La visita di Pence è stata preceduta da una telefonata di un rappresentante della Casa Bianca ai giornalisti israeliani in cui si sottolineava che il vicepresidente avrebbe visitato il Muro Occidentale come parte della sua visita ufficiale e che l’amministrazione non poteva concepire alcun accordo di pace se il Muro Occidentale non fosse rimasto parte di Israele. Questa posizione è anche quella della maggioranza degli israeliani, ma ci sono molti dubbi che una tale dichiarazione in questo momento aiuti a calmare i nervi. Fatah ha annunciato in risposta alla visita di Pence una serie di giorni di rabbia a Gerusalemme e nei territori, che inizieranno mercoledì e proseguiranno fino alle preghiere del venerdì. Questo annuncio significa che le proteste palestinesi continueranno per tutta la settimana.

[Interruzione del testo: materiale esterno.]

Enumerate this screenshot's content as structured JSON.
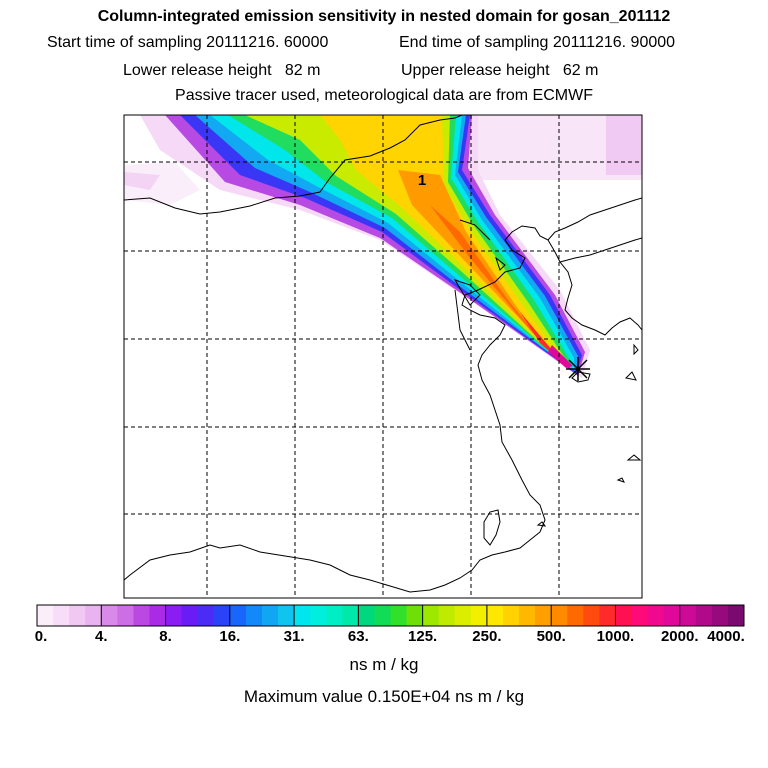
{
  "header": {
    "title": "Column-integrated emission sensitivity in nested domain for gosan_201112",
    "line2_left": "Start time of sampling 20111216. 60000",
    "line2_right": "End time of sampling 20111216. 90000",
    "line3_left": "Lower release height   82 m",
    "line3_right": "Upper release height   62 m",
    "line4": "Passive tracer used, meteorological data are from ECMWF"
  },
  "map": {
    "cluster_label": "1",
    "receptor_marker": "asterisk"
  },
  "colorbar": {
    "labels": [
      "0.",
      "4.",
      "8.",
      "16.",
      "31.",
      "63.",
      "125.",
      "250.",
      "500.",
      "1000.",
      "2000.",
      "4000."
    ],
    "colors": [
      [
        "#fbeefb",
        "#f7ddf7",
        "#f0c8f2",
        "#e9b3ef"
      ],
      [
        "#d98ae8",
        "#cc6fe5",
        "#bb48e2",
        "#a92be6"
      ],
      [
        "#8a1ef2",
        "#6a1cf6",
        "#4a2cf6",
        "#2a43f8"
      ],
      [
        "#1a66fb",
        "#1388f8",
        "#10a6f3",
        "#10c4ef"
      ],
      [
        "#00e6ee",
        "#00eedd",
        "#00eec6",
        "#00e8aa"
      ],
      [
        "#00d880",
        "#10dd55",
        "#30e02a",
        "#6ee008"
      ],
      [
        "#9ee800",
        "#c0ea00",
        "#dcee00",
        "#f2f000"
      ],
      [
        "#ffe800",
        "#ffd200",
        "#ffb800",
        "#ffa000"
      ],
      [
        "#ff8a00",
        "#ff6a00",
        "#ff4a10",
        "#ff2a2a"
      ],
      [
        "#ff1050",
        "#ff0a78",
        "#f0088e",
        "#e0089a"
      ],
      [
        "#cc0a96",
        "#b00a8a",
        "#960a7e",
        "#7a0a70"
      ]
    ],
    "unit": "ns m / kg"
  },
  "footer": {
    "max_value": "Maximum value  0.150E+04 ns m / kg"
  }
}
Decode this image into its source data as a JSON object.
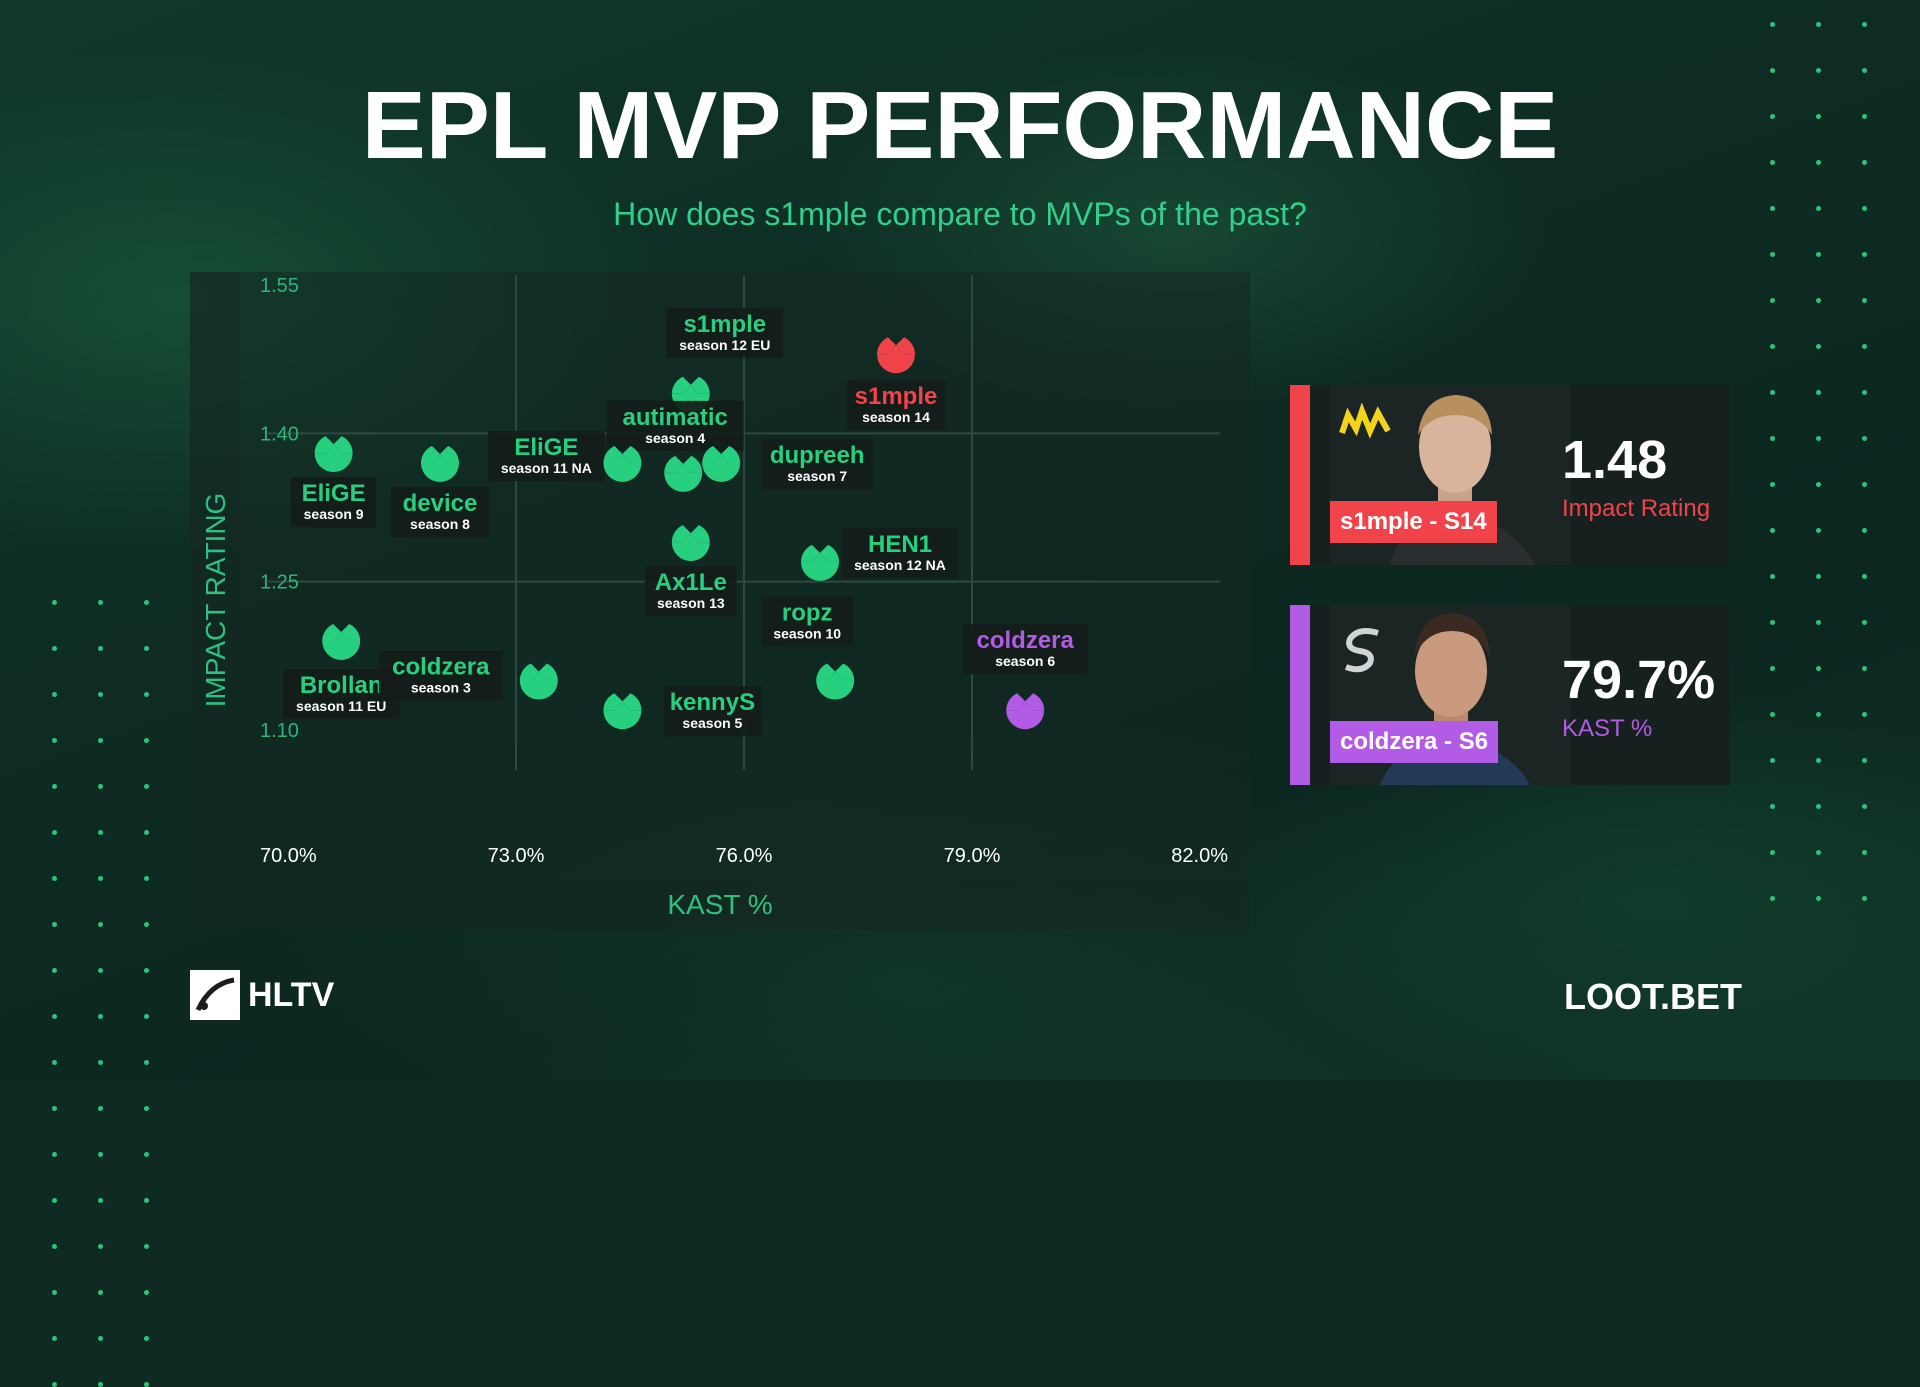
{
  "header": {
    "title": "EPL MVP PERFORMANCE",
    "subtitle": "How does s1mple compare to MVPs of the past?"
  },
  "colors": {
    "green": "#26d07f",
    "red": "#f0434a",
    "purple": "#b25be6",
    "label_bg": "#141c1a"
  },
  "chart_data": {
    "type": "scatter",
    "xlabel": "KAST %",
    "ylabel": "IMPACT RATING",
    "xlim": [
      70.0,
      82.0
    ],
    "ylim": [
      1.1,
      1.55
    ],
    "x_ticks": [
      "70.0%",
      "73.0%",
      "76.0%",
      "79.0%",
      "82.0%"
    ],
    "x_tick_values": [
      70.0,
      73.0,
      76.0,
      79.0,
      82.0
    ],
    "y_ticks": [
      "1.55",
      "1.40",
      "1.25",
      "1.10"
    ],
    "y_tick_values": [
      1.55,
      1.4,
      1.25,
      1.1
    ],
    "grid": true,
    "points": [
      {
        "name": "s1mple",
        "season": "season 12 EU",
        "x": 75.3,
        "y": 1.44,
        "color": "green"
      },
      {
        "name": "s1mple",
        "season": "season 14",
        "x": 78.0,
        "y": 1.48,
        "color": "red"
      },
      {
        "name": "autimatic",
        "season": "season 4",
        "x": 75.2,
        "y": 1.36,
        "color": "green"
      },
      {
        "name": "EliGE",
        "season": "season 11 NA",
        "x": 74.4,
        "y": 1.37,
        "color": "green"
      },
      {
        "name": "dupreeh",
        "season": "season 7",
        "x": 75.7,
        "y": 1.37,
        "color": "green"
      },
      {
        "name": "EliGE",
        "season": "season 9",
        "x": 70.6,
        "y": 1.38,
        "color": "green"
      },
      {
        "name": "device",
        "season": "season 8",
        "x": 72.0,
        "y": 1.37,
        "color": "green"
      },
      {
        "name": "Ax1Le",
        "season": "season 13",
        "x": 75.3,
        "y": 1.29,
        "color": "green"
      },
      {
        "name": "HEN1",
        "season": "season 12 NA",
        "x": 77.0,
        "y": 1.27,
        "color": "green"
      },
      {
        "name": "Brollan",
        "season": "season 11 EU",
        "x": 70.7,
        "y": 1.19,
        "color": "green"
      },
      {
        "name": "coldzera",
        "season": "season 3",
        "x": 73.3,
        "y": 1.15,
        "color": "green"
      },
      {
        "name": "kennyS",
        "season": "season 5",
        "x": 74.4,
        "y": 1.12,
        "color": "green"
      },
      {
        "name": "ropz",
        "season": "season 10",
        "x": 77.2,
        "y": 1.15,
        "color": "green"
      },
      {
        "name": "coldzera",
        "season": "season 6",
        "x": 79.7,
        "y": 1.12,
        "color": "purple"
      }
    ]
  },
  "cards": [
    {
      "value": "1.48",
      "label": "Impact Rating",
      "tag": "s1mple -  S14",
      "team": "NAVI",
      "color": "#f0434a"
    },
    {
      "value": "79.7%",
      "label": "KAST %",
      "tag": "coldzera - S6",
      "team": "SK",
      "color": "#b25be6"
    }
  ],
  "footer": {
    "left_logo": "HLTV",
    "right_logo": "LOOT.BET"
  }
}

Mahmoud al-Aloul, un alto funzionario di Fatah, ha detto durante il fine settimana che la sua organizzazione sta considerando un ritorno alla lotta armata contro Israele. Aloul ha affermato che il processo di pace di Oslo è finito e che adesso è di nuovo legittimo utilizzare tutti i gli strumenti, anche quelli più violenti, nella lotta contro Israele. Il coordinatore per le attività del governo israeliano nei territori, il generale Yoav Mordechai, ha chiesto un chiarimento dopo la dichiarazione di Aloul. Voleva sapere, senza tanti giri di parole, se Fatah intende incoraggiare gli spari contro gli israeliani. Una interessante discussione è emersa sulla pagina Facebook di Mordechai, quando un portavoce della fazione Tanzim di Fatah ha affermato che la lotta violenta è legittima, ma che in questo momento è inefficace a causa della forza militare di Israele.

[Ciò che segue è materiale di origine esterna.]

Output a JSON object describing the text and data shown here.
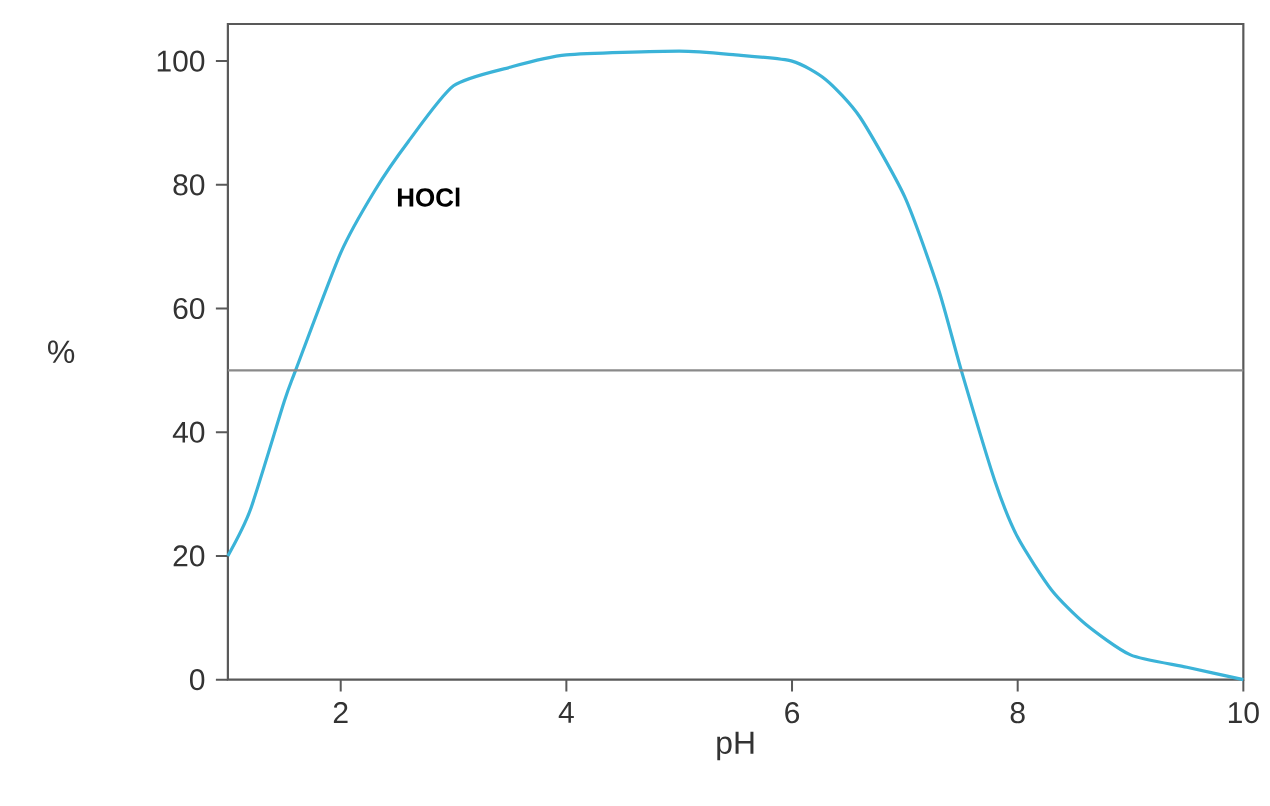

Domenica è stato nominato un sostituto di Mordechai. Si tratta del generale Kamil Abu-Rukon, fino a questo momento impegnato al ministero della Difesa. Abu-Rukon diventerà il secondo druso promosso al grado di generale maggiore, dopo Yusef Mishleb. Il ministro della Difesa Avigdor Lieberman ha descritto Mordechai come “una risorsa strategica per lo Stato di Israele” e spera che continuerà a lavorare nell’interesse del Paese. Mordechai è stato capace di spegnere molti degli incendi accesi tra israeliani e palestinesi, per lo più dietro le quinte, durante i suoi anni di mandato. Resta da vedere se avrà l’opportunità di aiutare a fare lo stesso nella vicenda della dichiarazione di Trump, le cui ripercussioni non sono ancora scomparse.
In migliaia infatti hanno partecipato alle proteste in tutto il Medio Oriente durante il fine settimana. Il presidente turco Recep Tayyip Erdoğan ha dichiarato domenica che intende aprire un’ambasciata a Gerusalemme, “la capitale della Palestina”, anche se non è chiaro come sarebbe in grado di tradurre le parole in fatti. L’effetto domino della dichiarazione di Trump di spostare l’ambasciata Usa a Gerusalemme si è sentito anche nello stato africano centrale del Gabon, dove un uomo del posto ha pugnalato due fotografi danesi, affermando di averlo fatto per la preoccupazione legata alle dichiarazioni di Trump. Si profilano altri giorni di altissima tensione in tutto il Medio Oriente, non solo per la visita di Pence.